AL JAZEERA (Qatar), THE GUARDIAN, BBC NEWS (UK), REUTERS
JERUSALEM - Two Palestinians were reportedly killed during the visit of Egyptian Prime Minister Hesham Kandil in Gaza, dashing hopes of a possible ceasefire between Israel and Palestine
According to Al Jazeera, a new air strike hit the Jibaliya refugee camp located at the northern end of the Gaza Strip, killing two people, one of them a child, and injuring seven others.
Earlier, Israel pledged to suspend the strikes during Kandil’s visit, if Palestinian militants refrained from firing rockets, thus creating what Reuters called a "tiny window to emergency peace diplomacy in Gaza."
But shortly after the prime minister arrived, Israeli and Palestinian officials accused each other of violating the temporary truce, BBC News reports.
Overnight, Israeli war planes pounded Gaza with around 150 air strikes, with the Israeli Defense Forces (IDF) targeting rocket-launching sites and arms depots.

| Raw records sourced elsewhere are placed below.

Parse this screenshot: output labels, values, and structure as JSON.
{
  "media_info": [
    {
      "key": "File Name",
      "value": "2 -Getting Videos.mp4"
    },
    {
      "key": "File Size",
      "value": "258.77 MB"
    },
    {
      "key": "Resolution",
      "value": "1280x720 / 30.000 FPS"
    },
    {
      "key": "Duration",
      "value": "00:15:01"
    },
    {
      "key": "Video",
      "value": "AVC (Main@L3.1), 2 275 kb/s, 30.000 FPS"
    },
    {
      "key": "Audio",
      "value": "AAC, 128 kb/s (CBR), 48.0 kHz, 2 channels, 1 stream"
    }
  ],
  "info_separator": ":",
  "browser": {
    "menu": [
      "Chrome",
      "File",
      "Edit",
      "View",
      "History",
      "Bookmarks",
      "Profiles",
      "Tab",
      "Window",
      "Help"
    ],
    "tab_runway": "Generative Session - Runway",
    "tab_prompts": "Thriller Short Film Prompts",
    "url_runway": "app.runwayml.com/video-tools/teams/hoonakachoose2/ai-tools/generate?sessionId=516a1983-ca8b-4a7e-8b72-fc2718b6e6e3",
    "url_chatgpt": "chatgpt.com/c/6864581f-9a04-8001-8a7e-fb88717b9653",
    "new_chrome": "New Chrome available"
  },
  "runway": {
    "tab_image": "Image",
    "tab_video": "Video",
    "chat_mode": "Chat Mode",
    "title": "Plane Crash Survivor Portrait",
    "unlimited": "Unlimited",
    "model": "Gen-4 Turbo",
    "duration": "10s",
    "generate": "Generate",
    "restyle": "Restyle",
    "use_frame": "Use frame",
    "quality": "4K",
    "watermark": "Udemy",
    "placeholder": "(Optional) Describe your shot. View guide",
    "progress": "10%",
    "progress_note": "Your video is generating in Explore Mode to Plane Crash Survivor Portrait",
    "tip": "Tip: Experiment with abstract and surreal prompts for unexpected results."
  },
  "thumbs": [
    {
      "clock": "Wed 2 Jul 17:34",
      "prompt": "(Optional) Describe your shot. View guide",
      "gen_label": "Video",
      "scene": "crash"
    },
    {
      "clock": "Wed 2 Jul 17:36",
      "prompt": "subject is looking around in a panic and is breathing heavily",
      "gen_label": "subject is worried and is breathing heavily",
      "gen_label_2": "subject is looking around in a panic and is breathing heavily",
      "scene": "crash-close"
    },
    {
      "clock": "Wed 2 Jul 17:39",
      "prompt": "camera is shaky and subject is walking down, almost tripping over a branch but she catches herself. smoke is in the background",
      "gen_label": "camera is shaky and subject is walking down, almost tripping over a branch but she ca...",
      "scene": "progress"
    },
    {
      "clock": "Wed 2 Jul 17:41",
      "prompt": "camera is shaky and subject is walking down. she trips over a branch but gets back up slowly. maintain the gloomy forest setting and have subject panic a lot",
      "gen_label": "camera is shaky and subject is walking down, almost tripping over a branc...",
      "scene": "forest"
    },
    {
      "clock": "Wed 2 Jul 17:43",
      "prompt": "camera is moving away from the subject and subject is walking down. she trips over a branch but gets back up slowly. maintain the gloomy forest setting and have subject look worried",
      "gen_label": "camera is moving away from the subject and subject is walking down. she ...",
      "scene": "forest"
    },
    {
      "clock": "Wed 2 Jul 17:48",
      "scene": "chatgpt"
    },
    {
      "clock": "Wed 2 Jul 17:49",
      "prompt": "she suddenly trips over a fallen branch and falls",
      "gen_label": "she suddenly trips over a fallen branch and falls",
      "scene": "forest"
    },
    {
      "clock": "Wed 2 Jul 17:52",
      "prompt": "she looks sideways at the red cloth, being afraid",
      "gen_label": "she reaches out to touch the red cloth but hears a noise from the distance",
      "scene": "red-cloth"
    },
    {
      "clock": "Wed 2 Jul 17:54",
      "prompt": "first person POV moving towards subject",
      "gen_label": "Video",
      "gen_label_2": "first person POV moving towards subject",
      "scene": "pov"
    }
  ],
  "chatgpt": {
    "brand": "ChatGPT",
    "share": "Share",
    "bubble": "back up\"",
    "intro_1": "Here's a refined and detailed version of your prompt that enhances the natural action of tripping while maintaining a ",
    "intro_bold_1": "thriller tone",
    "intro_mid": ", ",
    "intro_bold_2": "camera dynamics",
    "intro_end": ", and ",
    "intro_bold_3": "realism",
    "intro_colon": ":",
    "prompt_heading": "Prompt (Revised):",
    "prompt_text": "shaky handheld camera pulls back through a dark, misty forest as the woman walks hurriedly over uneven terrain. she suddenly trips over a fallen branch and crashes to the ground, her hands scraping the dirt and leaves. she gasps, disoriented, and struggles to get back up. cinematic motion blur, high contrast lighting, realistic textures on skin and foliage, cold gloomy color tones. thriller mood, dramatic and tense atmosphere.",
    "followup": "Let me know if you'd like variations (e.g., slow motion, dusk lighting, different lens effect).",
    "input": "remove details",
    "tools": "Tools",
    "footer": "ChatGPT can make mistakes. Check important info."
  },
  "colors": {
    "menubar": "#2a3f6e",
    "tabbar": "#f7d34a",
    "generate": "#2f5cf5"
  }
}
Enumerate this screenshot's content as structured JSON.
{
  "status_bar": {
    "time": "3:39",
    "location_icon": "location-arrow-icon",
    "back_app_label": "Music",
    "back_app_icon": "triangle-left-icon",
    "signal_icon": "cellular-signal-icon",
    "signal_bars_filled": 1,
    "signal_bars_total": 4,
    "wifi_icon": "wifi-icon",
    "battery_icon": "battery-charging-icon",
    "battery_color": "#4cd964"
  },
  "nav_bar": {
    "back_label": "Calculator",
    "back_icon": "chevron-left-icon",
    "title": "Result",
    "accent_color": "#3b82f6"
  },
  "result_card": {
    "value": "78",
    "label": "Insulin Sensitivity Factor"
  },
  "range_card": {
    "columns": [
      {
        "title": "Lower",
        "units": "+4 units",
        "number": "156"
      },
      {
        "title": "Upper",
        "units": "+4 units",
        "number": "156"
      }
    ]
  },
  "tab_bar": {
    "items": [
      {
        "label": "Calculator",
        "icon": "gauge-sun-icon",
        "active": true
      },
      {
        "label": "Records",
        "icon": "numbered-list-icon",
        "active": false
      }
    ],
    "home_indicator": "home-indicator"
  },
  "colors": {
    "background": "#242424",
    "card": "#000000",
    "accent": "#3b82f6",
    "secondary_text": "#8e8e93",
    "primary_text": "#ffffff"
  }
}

The Guardian reports that the Israeli military is calling up 16,000 reservists, after receiving permission to draft up to 30,000 – a clear sign that Israel is preparing to further escalate Operation Pillar of Defense.
At least 20 Palestinians and three Israelis have been killed since the offensive began on Wednesday when Israel killed Ahmed al-Jabari, the military chief of Hamas, and started to shell the coastal enclave in response to increasing rocket fire from Gaza.
Fighting reached a new level on Thursday evening, when two rockets were fired from the Gaza strip on the Tel Aviv area for the first time – although no casualties were reported, one rocket crashing into the sea and the other in an uninhabited part of the Jaffa suburb south of the city.